Is Canada’s Fuel Safe from Cyber Attacks?
We have had to line up for grocery stores. https://twitter.com/Faiza_AminTV/status/1248328135780769798
We have had to line up for vaccines. https://twitter.com/blogTO/status/1387808919561588747
Will Canada have to line up for fuel too?
Our friends south of the border waited a staggering 5 hours to fill up their tanks. Some even reminisced about the Arab oil embargo of 1973 and how that caused long lineups at the gas pump. While others estimated that the current panic buying was resulting in an average of 125 cars per hour trying to get their fill.
https://twitter.com/Energy_Tidbits/status/1392105238476120070
https://www.britannica.com/event/Arab-oil-embargo
https://twitter.com/InRodWeTrustMTL/status/1392477911349972993)
All because of a cyberattack on the Colonial pipeline that involved Ransomware. Ransomware holds data hostage in return for money.
https://cyber.gc.ca/en/guidance/cyber-threat-bulletin-modern-ransomware-and-its-evolution#fn1-rf)
If there is no fuel, you cannot take your car, nor the TTC bus to work. Trucks need fuel to deliver food to grocery stores (sorry, but we cannot rely on Uber eats cyclists to get us out of this one). Ambulances, fire trucks, police cars need fuel. The delivery of life-saving medicines requires fuel. If there is a disaster and you need to flee from Toronto, you need fuel for trains, boats and airplanes to help you get out.
At first, experts have downplayed the scenario by focusing on the short-term impact of the American pipeline cyberattack on Canadian prices. At best, a “slight impact” if left for a day or two, so long as it is not more than a week. This should be reassuring.

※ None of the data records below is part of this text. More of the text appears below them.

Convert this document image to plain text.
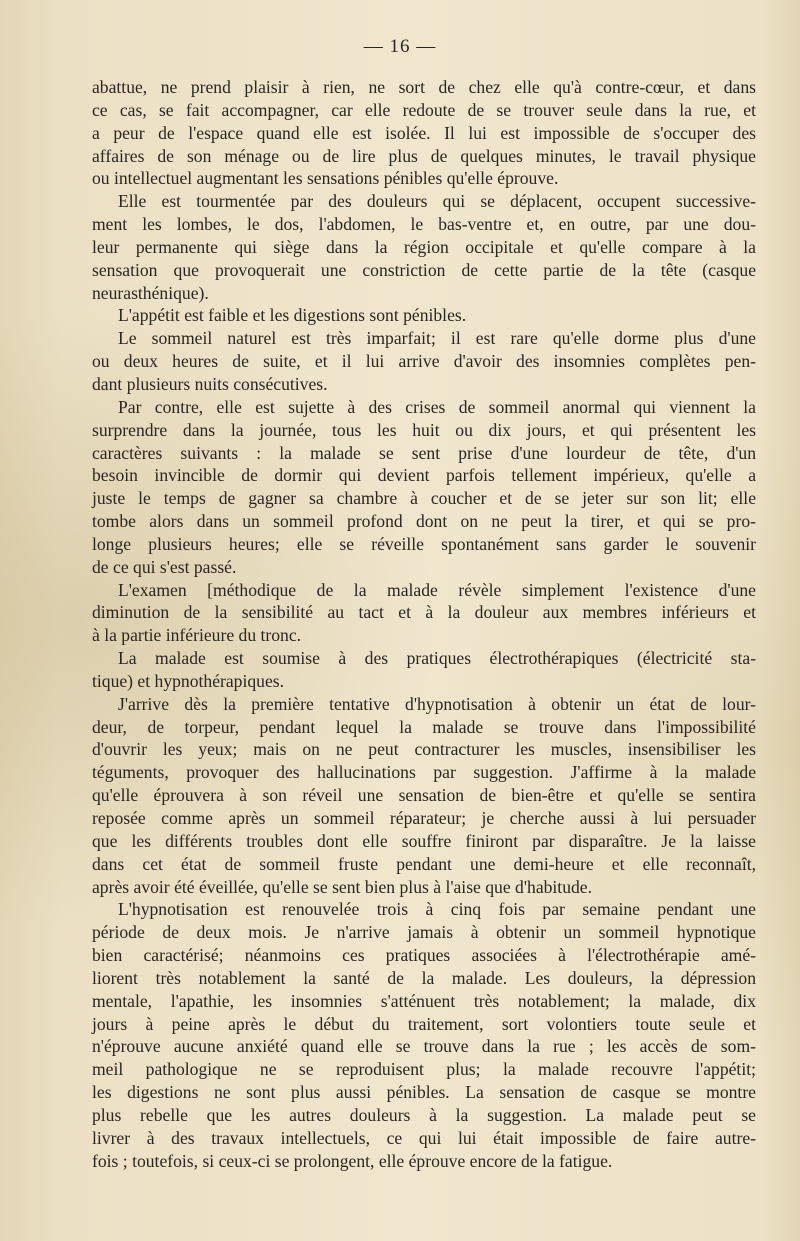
— 16 —
abattue, ne prend plaisir à rien, ne sort de chez elle qu'à contre-cœur, et dans
ce cas, se fait accompagner, car elle redoute de se trouver seule dans la rue, et
a peur de l'espace quand elle est isolée. Il lui est impossible de s'occuper des
affaires de son ménage ou de lire plus de quelques minutes, le travail physique
ou intellectuel augmentant les sensations pénibles qu'elle éprouve.
Elle est tourmentée par des douleurs qui se déplacent, occupent successive-
ment les lombes, le dos, l'abdomen, le bas-ventre et, en outre, par une dou-
leur permanente qui siège dans la région occipitale et qu'elle compare à la
sensation que provoquerait une constriction de cette partie de la tête (casque
neurasthénique).
L'appétit est faible et les digestions sont pénibles.
Le sommeil naturel est très imparfait; il est rare qu'elle dorme plus d'une
ou deux heures de suite, et il lui arrive d'avoir des insomnies complètes pen-
dant plusieurs nuits consécutives.
Par contre, elle est sujette à des crises de sommeil anormal qui viennent la
surprendre dans la journée, tous les huit ou dix jours, et qui présentent les
caractères suivants : la malade se sent prise d'une lourdeur de tête, d'un
besoin invincible de dormir qui devient parfois tellement impérieux, qu'elle a
juste le temps de gagner sa chambre à coucher et de se jeter sur son lit; elle
tombe alors dans un sommeil profond dont on ne peut la tirer, et qui se pro-
longe plusieurs heures; elle se réveille spontanément sans garder le souvenir
de ce qui s'est passé.
L'examen [méthodique de la malade révèle simplement l'existence d'une
diminution de la sensibilité au tact et à la douleur aux membres inférieurs et
à la partie inférieure du tronc.
La malade est soumise à des pratiques électrothérapiques (électricité sta-
tique) et hypnothérapiques.
J'arrive dès la première tentative d'hypnotisation à obtenir un état de lour-
deur, de torpeur, pendant lequel la malade se trouve dans l'impossibilité
d'ouvrir les yeux; mais on ne peut contracturer les muscles, insensibiliser les
téguments, provoquer des hallucinations par suggestion. J'affirme à la malade
qu'elle éprouvera à son réveil une sensation de bien-être et qu'elle se sentira
reposée comme après un sommeil réparateur; je cherche aussi à lui persuader
que les différents troubles dont elle souffre finiront par disparaître. Je la laisse
dans cet état de sommeil fruste pendant une demi-heure et elle reconnaît,
après avoir été éveillée, qu'elle se sent bien plus à l'aise que d'habitude.
L'hypnotisation est renouvelée trois à cinq fois par semaine pendant une
période de deux mois. Je n'arrive jamais à obtenir un sommeil hypnotique
bien caractérisé; néanmoins ces pratiques associées à l'électrothérapie amé-
liorent très notablement la santé de la malade. Les douleurs, la dépression
mentale, l'apathie, les insomnies s'atténuent très notablement; la malade, dix
jours à peine après le début du traitement, sort volontiers toute seule et
n'éprouve aucune anxiété quand elle se trouve dans la rue ; les accès de som-
meil pathologique ne se reproduisent plus; la malade recouvre l'appétit;
les digestions ne sont plus aussi pénibles. La sensation de casque se montre
plus rebelle que les autres douleurs à la suggestion. La malade peut se
livrer à des travaux intellectuels, ce qui lui était impossible de faire autre-
fois ; toutefois, si ceux-ci se prolongent, elle éprouve encore de la fatigue.
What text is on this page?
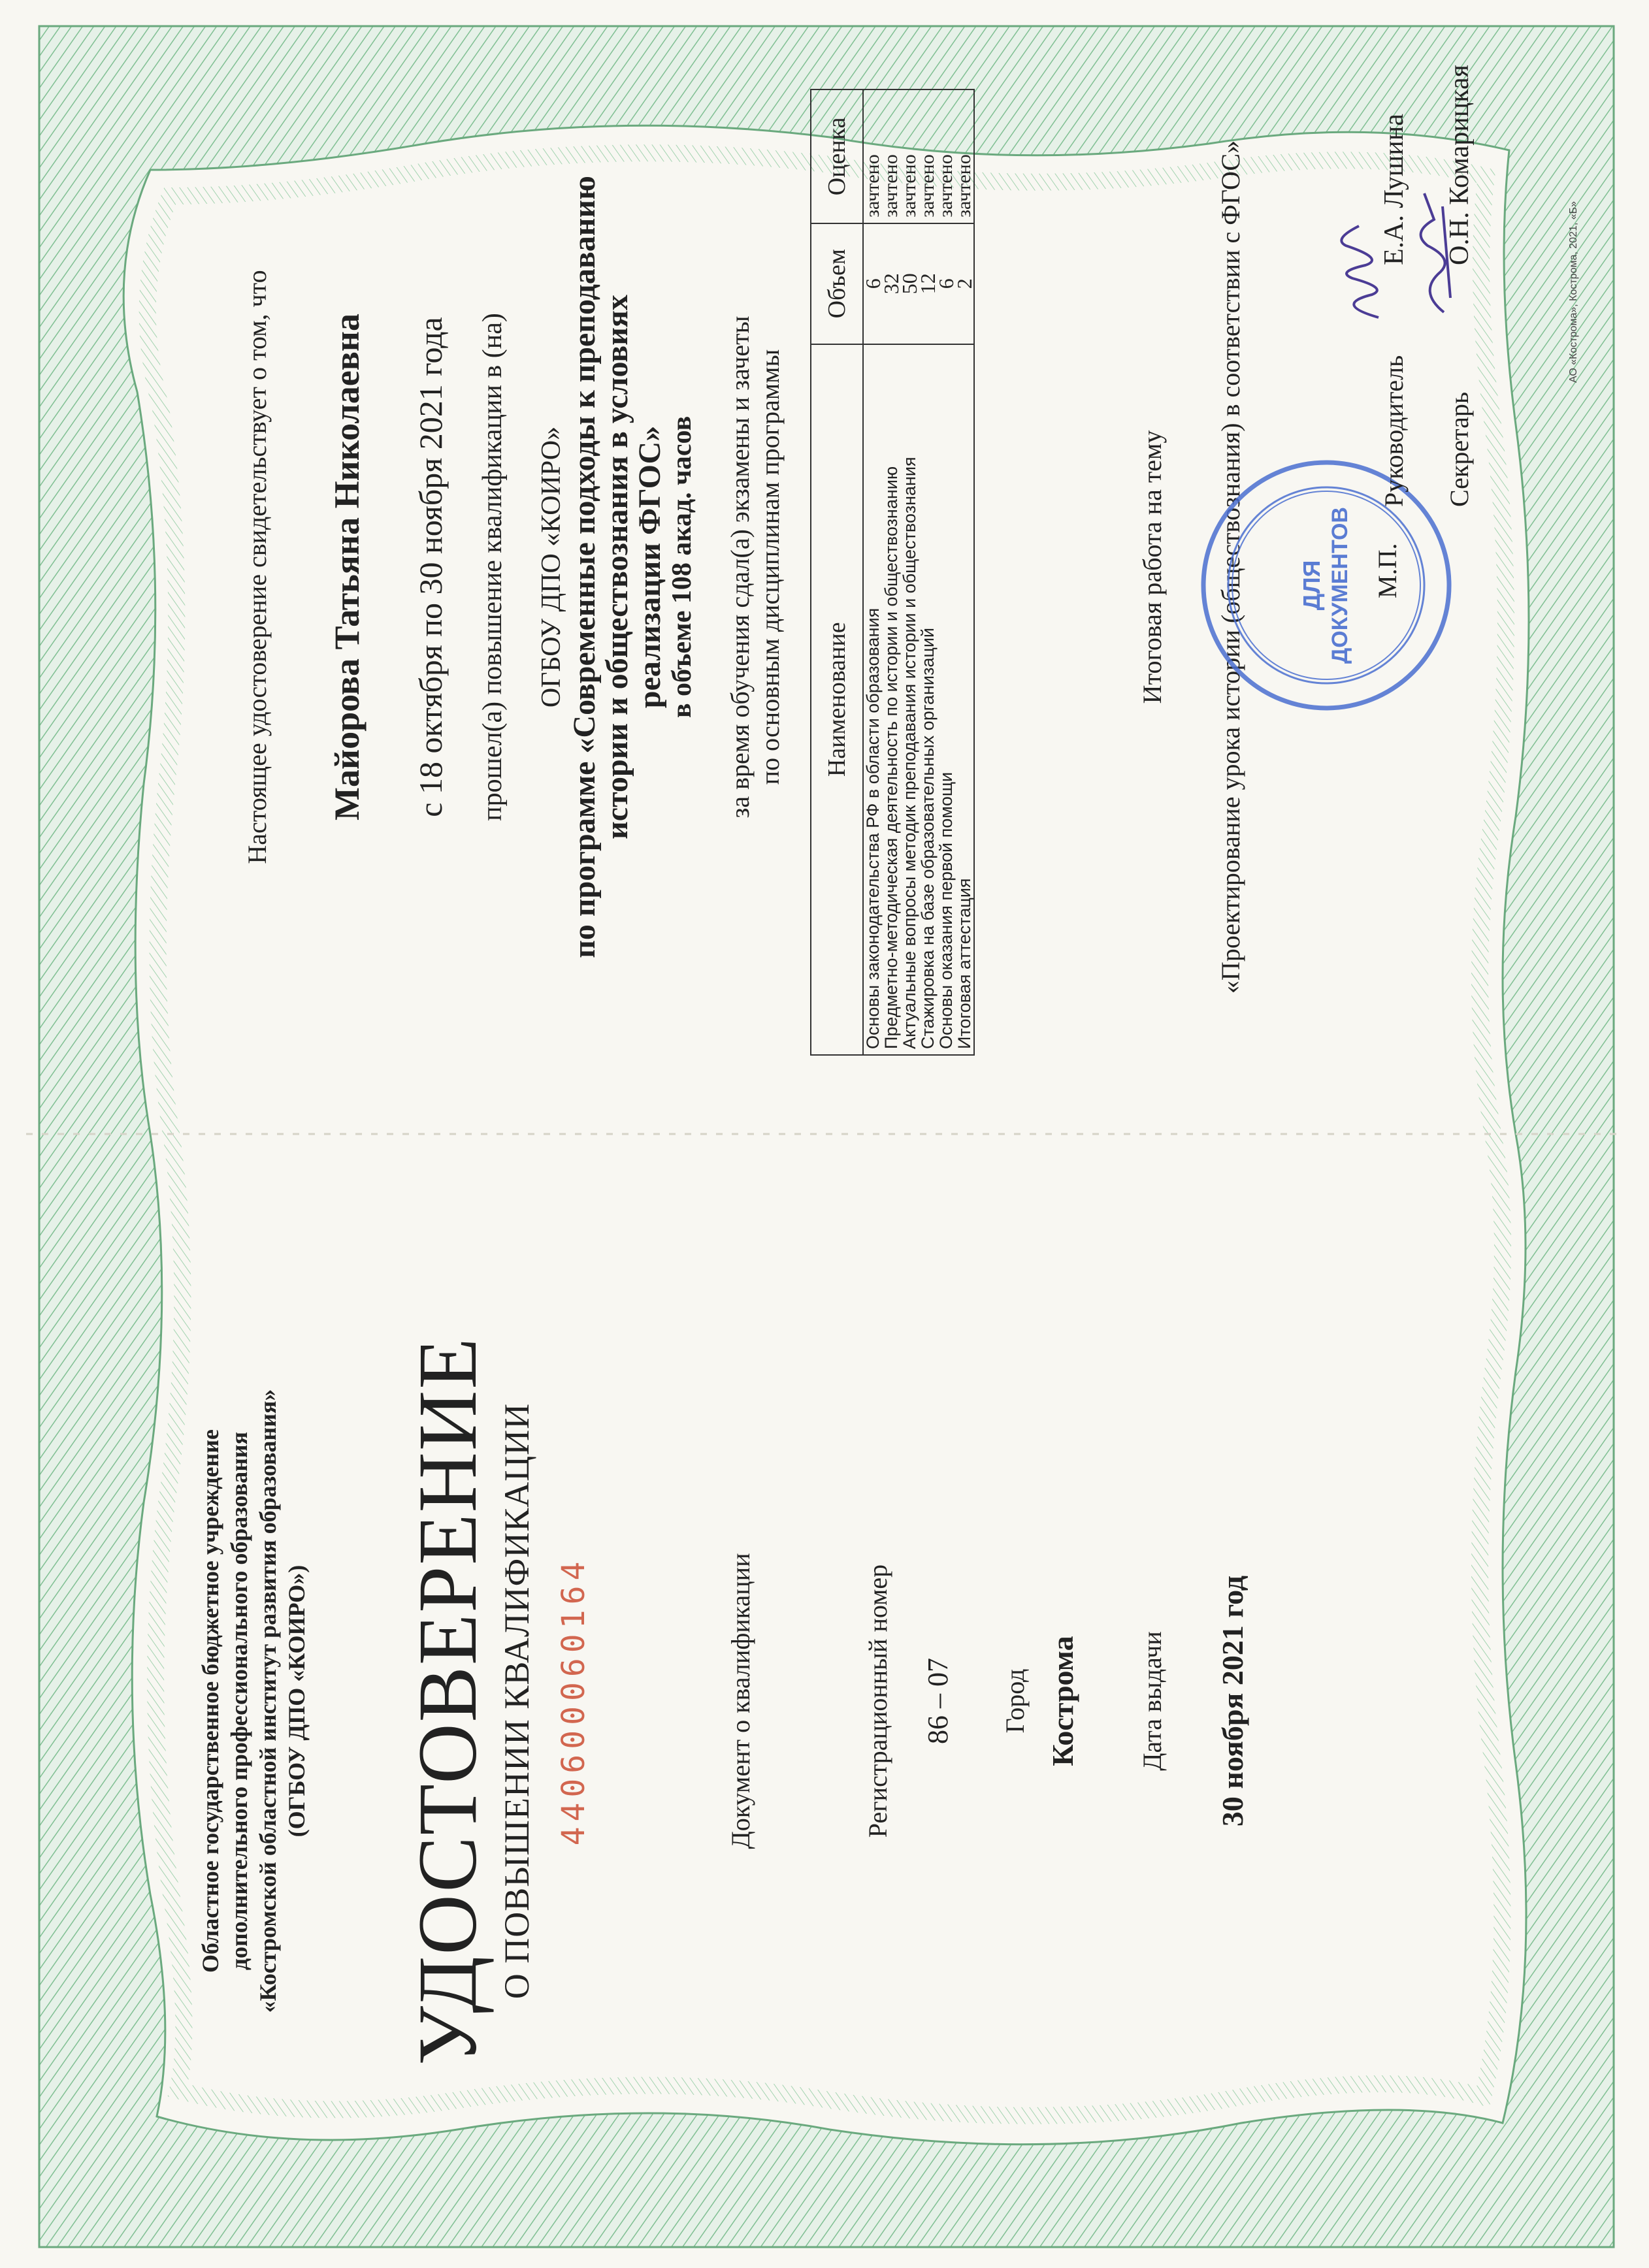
Областное государственное бюджетное учреждение дополнительного профессионального образования «Костромской областной институт развития образования» (ОГБОУ ДПО «КОИРО») УДОСТОВЕРЕНИЕ О ПОВЫШЕНИИ КВАЛИФИКАЦИИ 440600060164	Документ о квалификации	Регистрационный номер 86 – 07 Город Кострома Дата выдачи 30 ноября 2021 год
Настоящее удостоверение свидетельствует о том, что Майорова Татьяна Николаевна с 18 октября по 30 ноября 2021 года прошел(а) повышение квалификации в (на) ОГБОУ ДПО «КОИРО» по программе «Современные подходы к преподаванию
истории и обществознания в условиях
реализации ФГОС» в объеме 108 акад. часов за время обучения сдал(а) экзамены и зачеты по основным дисциплинам программы Наименование	Объем	Оценка
Основы законодательства РФ в области образования	6	зачтено
Предметно-методическая деятельность по истории и обществознанию	32	зачтено
Актуальные вопросы методик преподавания истории и обществознания	50	зачтено
Стажировка на базе образовательных организаций	12	зачтено
Основы оказания первой помощи	6	зачтено
Итоговая аттестация	2	зачтено
Итоговая работа на тему «Проектирование урока истории (обществознания) в соответствии с ФГОС» ДЛЯ ДОКУМЕНТОВ М.П.
Руководитель Секретарь
Е.А. Лушина О.Н. Комарицкая
АО «Кострома», Кострома, 2021, «Б»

(https://globalnews.ca/news/7848225/us-colonial-pipeline-hack-gas-prices/)
But this headline of May 11, 2021 should serve as a wake-up call:
“Canada is ‘seriously vulnerable’ to ransomware attacks on critical infrastructure, says expert”. The article warns that “Canadians shouldn’t feel smug the attack didn’t happen here…Chances are any vulnerability in Colonial’s system also exists in Canadian pipeline firms.”
It has even been reported that Canada’s critical infrastructure strategy has not been updated since 2009.
A troubling report on “Threats to Canada’s Critical Infrastructure”, archived from 2003, states that:
“…currently there is a limited ability on the part of federal and provincial government departments and agencies to collect, collate, analyze and synthesize the modest amount of substantive qualitative information on actors, their actual and potential capabilities, intended targets, and recorded attempts to penetrate or attack assets or systems.
…oil pipeline systems make appealing targets, given their diffuse nature and the difficulty of effectively protecting them from attack. • In spite of attempts to secure these systems, the threat of a malicious attack on CI could increase. Canadian society relies on these networks, services and systems to an increasing degree, thus making them even more attractive targets.
(https://www.publicsafety.gc.ca/lbrr/archives/cn000034012674-eng.pdf)
One would hope that in 18 years since this report, we have come a long way from just shrugging our shoulders, throwing our hands up in the air and saying there is nothing we can really do about this problem.
On a more current note, in November 2020, the Canadian Centre for Cyber Security released the “National Cyber Threat Assessment 2020”. While the emphasis is on the safety of the individual and businesses, there is no mention of fuel.
(https://cyber.gc.ca/sites/default/files/publications/ncta-2020-e-web.pdf)
And if you are looking for answers from Natural Resources Canada, you will end up empty-handed, despite their thorough FAQs section, for there is no mention of what is being done exactly to protect Canada’s pipelines from cyber attacks.
The Canadian Association of Petroleum Producers (CAPP) boasts of:
“Operators also using sophisticated, computerized monitoring and control systems 24/7 to provide continuous, real-time information and conduct routine inspections and aerial patrols of the pipelines.” However, it is unclear from this description whether or not this is entirely manually operated or what proportion of these activities are connected to the internet, thereby rendering them more vulnerable to cyber-attacks.
(https://www.capp.ca/explore/oil-and-natural-gas-pipelines/)
We need to look at the bigger picture, if not beyond, otherwise, we run the risk of being “digitally disabled”.
(https://www.cbc.ca/news/opinion/opinion-national-security-1.6003674)
Canada has 840,000 km of pipelines. Only 73,000 km is actually federally regulated. 8.7% of our pipelines are the responsibility of the Canadian government. Can you believe that?
Consider this revelation that 50 times per week, other countries have been trying to infiltrate the computer networks of the Government of Canada. And this was 2017 at that.
(https://www.cbc.ca/news/politics/cyber-attacks-canada-cse-1.4378711)
How hard (or should I say how easy?) would it be for a cyber attack to topple over a provincially regulated pipeline, handled by smaller players?
Forget toilet paper. I’m gassing up.